Multiplicando-se o caos na zona - Iraque, Líbia, Tunísia, Egito – desprezando-se por agora os países que estão em lume brando à espera de oportunidade - mais possibilidades há de pulverização do poder e com isso o nascimento de algum que sirva os interesses estratégicos das potências ocidentais, da Rússia e da China. Os grandes da região, Turquia, Irão, Israel, Arábia Saudita ficarão com os despojos.
Há porém um problema que sempre se verifica nos conflitos armados: sabe-se como começam mas nunca como acabam.
O cinismo dos paladinos da liberdade e da democracia é que nos confundem com a sua lógica: convenções, tratados, morais, limites e legitimidades na guerra. Como se houve vantagem e dignidade diferente para o morto morrer com um tiro na cabeça, por deflagração de granada ou bomba ou gaseado.
Fazem-se as negociatas de venda de armas aos beligerantes para que se possam matar com eficácia e depois põem-se os diplomatas a trabalhar para encontrar soluções, não para aplica-las. Entretanto vão-se vendendo mais armas: mais dólares em caixa, e para tranquilizar os espíritos mais sensíveis chama-se a ONU para fazer caridade. Começam os grandes negócios humanitários.
A crise chegou até à ajuda humanitária: dizem que, por falta de fundos, vai haver triagem de refugiados – os que vale a pena assistir e os que ficam por sua conta e risco.
Há algum santo protetor do refugiado?
O controlo do pipeline Kirkuk-Ceyhan que liga a cidade curda de Kirkuk (Iraque) ao terminal petrolífero de Ceyhan na costa mediterrânea turca (onde vários oleodutos convergem) é uma - mas não a única - das chaves explicativas da guerra civil síria.
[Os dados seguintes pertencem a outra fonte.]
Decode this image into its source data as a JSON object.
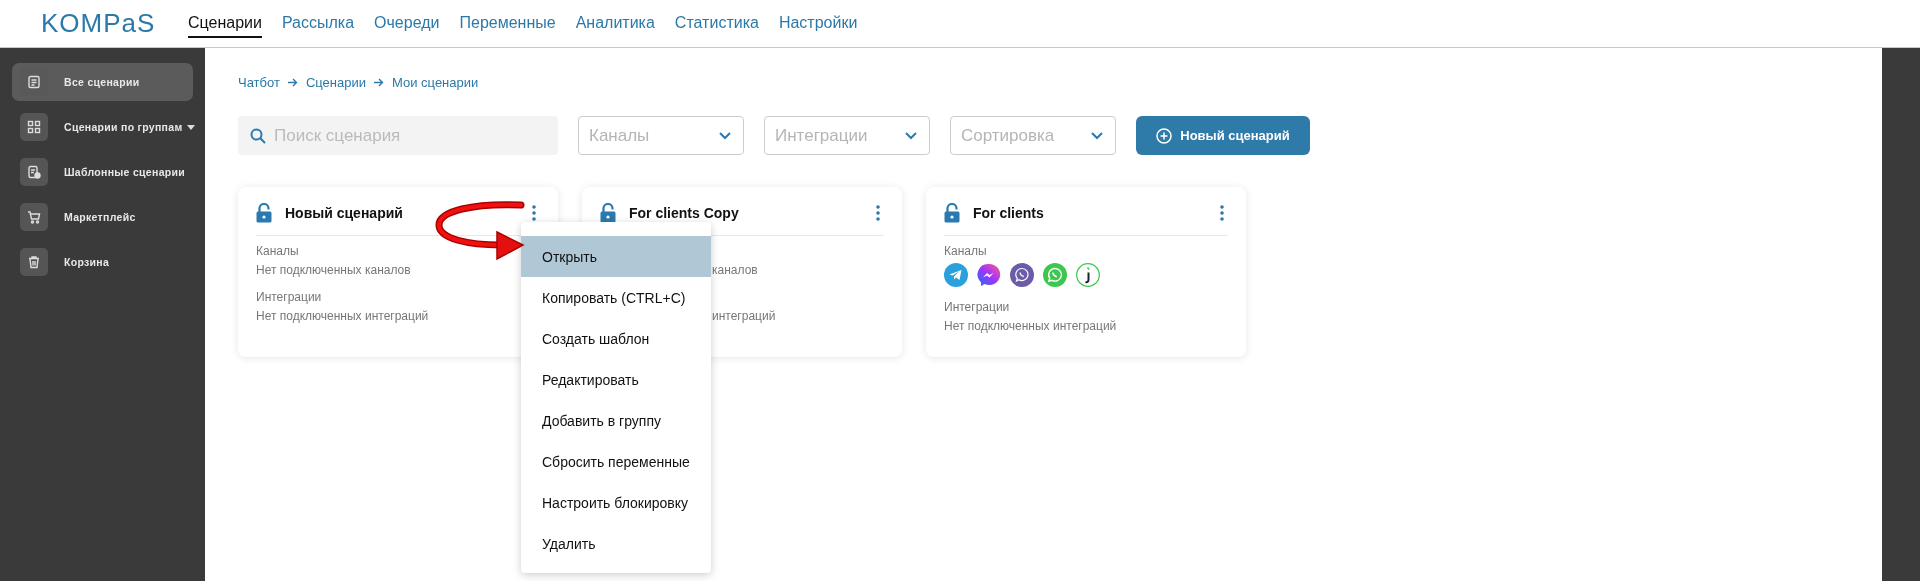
{
  "logo": "KOMPaS",
  "nav": [
    {
      "label": "Сценарии",
      "selected": true
    },
    {
      "label": "Рассылка",
      "selected": false
    },
    {
      "label": "Очереди",
      "selected": false
    },
    {
      "label": "Переменные",
      "selected": false
    },
    {
      "label": "Аналитика",
      "selected": false
    },
    {
      "label": "Статистика",
      "selected": false
    },
    {
      "label": "Настройки",
      "selected": false
    }
  ],
  "sidebar": {
    "items": [
      {
        "label": "Все сценарии",
        "kind": "doc",
        "selected": true,
        "has_caret": false
      },
      {
        "label": "Сценарии по группам",
        "kind": "grid",
        "selected": false,
        "has_caret": true
      },
      {
        "label": "Шаблонные сценарии",
        "kind": "template",
        "selected": false,
        "has_caret": false
      },
      {
        "label": "Маркетплейс",
        "kind": "cart",
        "selected": false,
        "has_caret": false
      },
      {
        "label": "Корзина",
        "kind": "trash",
        "selected": false,
        "has_caret": false
      }
    ]
  },
  "breadcrumb": [
    "Чатбот",
    "Сценарии",
    "Мои сценарии"
  ],
  "search": {
    "placeholder": "Поиск сценария"
  },
  "filters": [
    {
      "placeholder": "Каналы"
    },
    {
      "placeholder": "Интеграции"
    },
    {
      "placeholder": "Сортировка"
    }
  ],
  "new_button": "Новый сценарий",
  "cards": [
    {
      "title": "Новый сценарий",
      "channels_label": "Каналы",
      "channels_text": "Нет подключенных каналов",
      "integrations_label": "Интеграции",
      "integrations_text": "Нет подключенных интеграций"
    },
    {
      "title": "For clients Copy",
      "channels_text": "каналов",
      "integrations_text": "интеграций"
    },
    {
      "title": "For clients",
      "channels_label": "Каналы",
      "channels": [
        {
          "kind": "plane"
        },
        {
          "kind": "bolt"
        },
        {
          "kind": "phone-violet"
        },
        {
          "kind": "phone-green"
        },
        {
          "kind": "hook"
        }
      ],
      "integrations_label": "Интеграции",
      "integrations_text": "Нет подключенных интеграций"
    }
  ],
  "context_menu": [
    {
      "label": "Открыть",
      "selected": true
    },
    {
      "label": "Копировать (CTRL+C)",
      "selected": false
    },
    {
      "label": "Создать шаблон",
      "selected": false
    },
    {
      "label": "Редактировать",
      "selected": false
    },
    {
      "label": "Добавить в группу",
      "selected": false
    },
    {
      "label": "Сбросить переменные",
      "selected": false
    },
    {
      "label": "Настроить блокировку",
      "selected": false
    },
    {
      "label": "Удалить",
      "selected": false
    }
  ]
}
O rateio dos despojos das explorações petrolíferas do Próximo e Médio Oriente está, neste momento, a ser analisado (feito) na reunião do G-20 em S. Petersburgo e como é notório pelas desencontradas declarações de dirigentes políticos (ainda) não existe qualquer tipo de consenso. Não será fácil concertar posições entre Alemanha, Canadá, Estados Unidos, França, Itália, Japão, Reino Unido, África do Sul, Arábia Saudita, Argentina, Austrália, Brasil, China, Coreia do Sul, Índia, Indonésia, México, Rússia, Turquia e União Europeia.
A 'questão síria' não escapa a esta 'situação grupal' onde existem diversos graus de envolvimento e interesses divergentes, cada vez mais profundos, entre os países ditos desenvolvidos e os emergentes.